The Bvlgari Hotel Shanghai is more than a slick new tower. At the foot of its 47-floor high-rise is a heritage building that goes back to the beginning of the 20th century and has now been given a new lease on life after years of renovation.
A Hundred Years of Change, Ending with a Star, at Bvlgari Shanghai's Heritage Building
The three-story building is more than a century old and sits on the site of the former Tian Hou temple and diplomatic residence of the Qing dynasty government. The residence was a guesthouse for envoys travelling overseas and the temple was a ritual site, especially for the many Fujianese fishermen who worked in Shanghai at the time.
In 1911, the Shanghai military government granted the site to the Shanghai Merchants Association, which eventually became the Chamber of Commerce Shanghai, also known as the Chinese Chamber of Commerce. Constructed in 1916 at the cost of 120,000 liang of silver, it was the first of its kind in China at the time and became a gathering place for business magnates from across the country.
The building itself was designed by Atkinson & Dallas and combines classic western architecture with a traditional Chinese garden landscape. It’s mostly done in red brick and granite. A huge Roman-style triumphal archway faces Suzhou Creek.
The majority of the magnates were from the banking industry, but also came from shipping, real estate, textiles, cotton, insurance, silkworms and silk, tea, flour, import/export and hardware businesses. In total, there were more than 500 members by the mid-1920s. Together they financed things like disaster relief and the aftermath of war, initiated China’s first commercial laws, and promoted Made in China products. In 1929, the government at the time dissolved the Chamber of Commerce.
Over the next 80 years, the building became used as a vocational school, as the Shanghai Electronic Tube Factory, the United Bulb Factory, and the Shanghai Electronic Component Research Institute. It did not fare well, as each successive owner added to the exterior and renovated the interiors to suit their needs at the time. In 2011, real estate developer OCT purchased the plot of land containing the building and embarked on what would become a seven-year restoration of the one-time Chamber of Commerce Shanghai.

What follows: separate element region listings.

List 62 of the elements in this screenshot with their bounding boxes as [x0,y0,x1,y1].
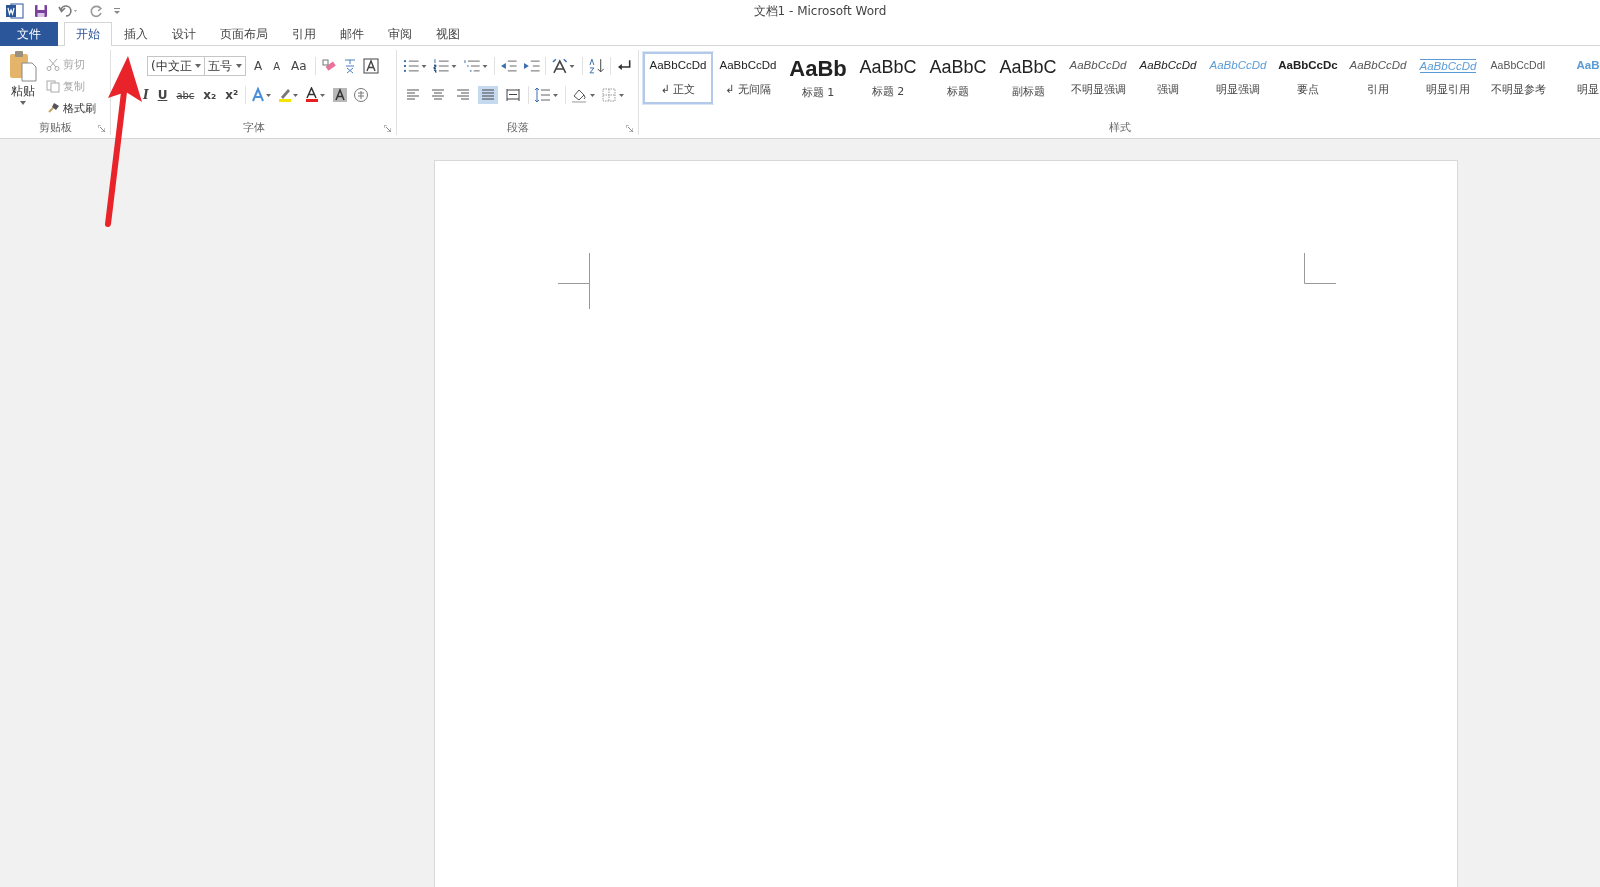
font-name-field[interactable]: (中文正 [147,56,205,76]
paintbrush-icon [46,101,60,115]
grow-font-button[interactable]: A [251,59,266,73]
dialog-launcher-icon[interactable] [98,125,105,132]
strikethrough-button[interactable]: abc [174,89,197,101]
dropdown-arrow-icon [20,101,26,105]
style-item[interactable]: AaBbCcDd ↲ 正文 [643,52,713,104]
copy-icon [46,79,60,93]
decrease-indent-icon[interactable] [500,58,518,74]
italic-button[interactable]: I [141,88,151,102]
distributed-button[interactable] [503,86,523,104]
group-label: 段落 [506,119,529,135]
ribbon-tab[interactable]: 页面布局 [208,22,280,46]
sort-icon[interactable] [587,58,606,74]
group-label: 样式 [1108,119,1131,135]
shrink-font-button[interactable]: A [270,60,284,72]
customize-icon[interactable] [114,7,120,15]
numbered-list-icon[interactable] [433,58,459,74]
font-size-field[interactable]: 五号 [204,56,246,76]
scissors-icon [46,57,60,71]
font-color-icon[interactable] [305,87,328,103]
redo-icon[interactable] [90,4,104,18]
group-label: 字体 [242,119,265,135]
dialog-launcher-icon[interactable] [384,125,391,132]
group-label: 剪贴板 [38,119,72,135]
highlighter-icon[interactable] [278,87,301,103]
window-title: 文档1 - Microsoft Word [753,2,887,20]
word-logo-icon [6,3,24,19]
change-case-button[interactable]: Aa [288,59,310,73]
character-border-icon[interactable] [362,58,379,74]
clipboard-icon [8,50,38,82]
justify-button[interactable] [478,86,498,104]
ribbon-tab[interactable]: 视图 [424,22,472,46]
format-painter-button[interactable]: 格式刷 [44,98,98,118]
ribbon-tab[interactable]: 插入 [112,22,160,46]
dropdown-arrow-icon [236,64,242,68]
undo-icon[interactable] [58,4,80,18]
file-tab[interactable]: 文件 [0,22,58,46]
save-icon[interactable] [34,4,48,18]
ribbon-tab[interactable]: 引用 [280,22,328,46]
underline-button[interactable]: U [155,88,170,102]
subscript-button[interactable]: x₂ [201,88,219,102]
increase-indent-icon[interactable] [522,58,541,74]
superscript-button[interactable]: x² [223,88,241,102]
margin-corner-mark [1304,253,1336,285]
bullet-list-icon[interactable] [403,58,429,74]
text-effects-icon[interactable] [251,87,274,103]
character-shading-icon[interactable] [332,87,349,103]
paste-button[interactable]: 粘贴 [6,50,40,119]
dialog-launcher-icon[interactable] [626,125,633,132]
ribbon-tab[interactable]: 设计 [160,22,208,46]
multilevel-list-icon[interactable] [463,58,490,74]
dropdown-arrow-icon [195,64,201,68]
eraser-icon[interactable] [320,58,337,74]
ribbon-tab[interactable]: 邮件 [328,22,376,46]
text-direction-icon[interactable] [551,58,577,74]
margin-corner-mark [558,253,590,309]
line-spacing-icon[interactable] [534,87,560,103]
ribbon-tab[interactable]: 开始 [64,22,112,46]
shading-icon[interactable] [571,87,597,103]
ribbon-tab[interactable]: 审阅 [376,22,424,46]
enclosed-character-icon[interactable] [353,87,370,103]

The renovation team from Italian architectural firm Antonio Citterio Patricia Viel and UDG Office for Urban Renewal used historical drawings, photos and measurements to ascertain its original 1920s look. The façade had been covered in paint and tile and the original sloped roof demolished to add an additional floor to the building.
During the seven-year restoration, the team discovered lost details like woodcarvings done by hand on the grand stairway and an entire hand-laid tile mosaic underneath a wood floor.
Bvlgari Hotel Shanghai decided to honor this mosaic by using it as the logo for the Shanghai hotel.
This is how it looks today after a thorough restoration.
One of the most impressive features about the original building was the 800-person ballroom, constructed without pillars or obstructions. This hall was where all the important decisions of the Chamber were made but had fallen into serious disrepair.
After the restoration, it’s once again available for events, weddings and large meetings. The only modern concessions are the paintings on either side of the raised podium. They call it the Bvlgari Ballroom.
Apart from the ballroom, the majority of the Heritage Building has been converted into a restaurant. Bao Li Xuan, a haute-Cantonese restaurant, is run by Executive Chinese Chef Fu Manpiu. Originally from Hong Kong, Fu earned a Michelin star for the restaurant in the recent Michelin 2020 awards.
Like Italian restaurant Il Ristorante by Niko Romito on the 47th floor of the modern tower, the philosophy here is simple: keep the flavors rooted in tradition but add a contemporary twist to the presentation, where appropriate.
At lunchtime, like every good Cantonese restaurant, the restaurant’s focus is on dim sum, like these abalone tarts, pan-fried Wagyu beef buns and sweet char siu bao.
Much of the restaurant is private rooms, which are more like suites. A living room connects to the private dining room, with an en-suite bathroom. The surprise here is that there is no minimum charge to book any of the six private rooms. They are available on a purely first-come, first-served basis.
All six rooms are named after gemstones, in keeping with Bvlgari’s history, and are upholstered in different colored silk wallpaper. This room is Diamond.
At dinner, it’s classic Cantonese, like this steamed spotted grouper plated to resemble a dragon.
Roast goose is a signature and a standout dish at both lunch and dinner.
Man vs. goose. Man wins.
The main dining room, on the third floor, is decorated with turquoise raw silk wallpaper, black lacquered panels, and Art Deco patterned carpets. Prices average about 500rmb for lunch and about 1,000rmb per dinner, including all taxes and service fees. There’s no surcharge for seven years of restoration work.